A new study published in the International Journal of Epidemiology (International Journal of Epidemiology) on March 24th by researchers at Queen's University in Ontario, Canada, found that similar running is the case when the total calorie consumption per unit of body weight is the same. Short-term, high-intensity exercise such as skipping is more beneficial to health than long-term gentle exercise such as walking, leisurely riding, and the risk of metabolic syndrome can be reduced by 2/3. Metabolic syndrome can lead to fat accumulation in the waist, uncontrolled blood sugar and high blood pressure, and can increase the risk of heart disease, diabetes and stroke.

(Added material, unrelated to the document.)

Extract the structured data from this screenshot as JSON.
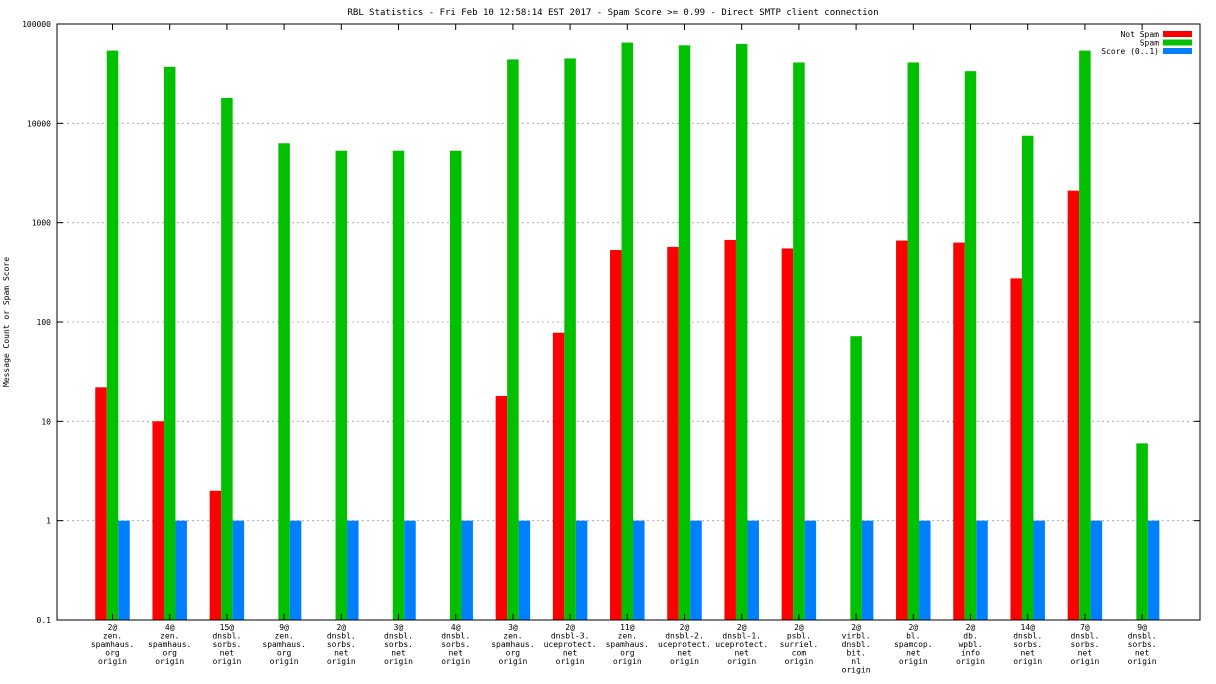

Institutions such as the US Department of Health and Human Services recommend at least 150 minutes of gentle exercise or 75 minutes of intense exercise per week.

The data from the study were based on a National Health and Nutrition Survey conducted by the Centers for Disease Control and Prevention. 1,841 adults participated in the survey. They carried accelerated notes in 7 days and received data on their activity and intensity of exercise, 1/ 3 people have metabolic syndrome. The data show that the more active the person is, the lower the risk of developing metabolic syndrome, especially for those who exercise at high intensity. People who exercised for 150 minutes of mild exercise were 2.4 times more likely to develop metabolic syndrome than those who took 75 minutes of intense exercise. Researchers have considered other factors that may have an impact, such as gender, race, whether smoking or drinking.

It must be noted that the study only shows relevance, not causality. But researchers believe that the benefits of short-term, high-intensity exercise should still be emphasized in public health guidelines for exercise, and such guidelines now ignore the health benefits of this exercise. Most people also reject high-intensity exercise. In the survey, 70% of people never do intense exercise, even if some people who follow the current guidelines do not meet the required exercise intensity. Since the experimental instruments could not be worn in water, the survey did not count the values ​​of swimming and other movements. In addition, movements with less movement but greater intensity, such as stationary bicycles such as riding bicycles, were not counted.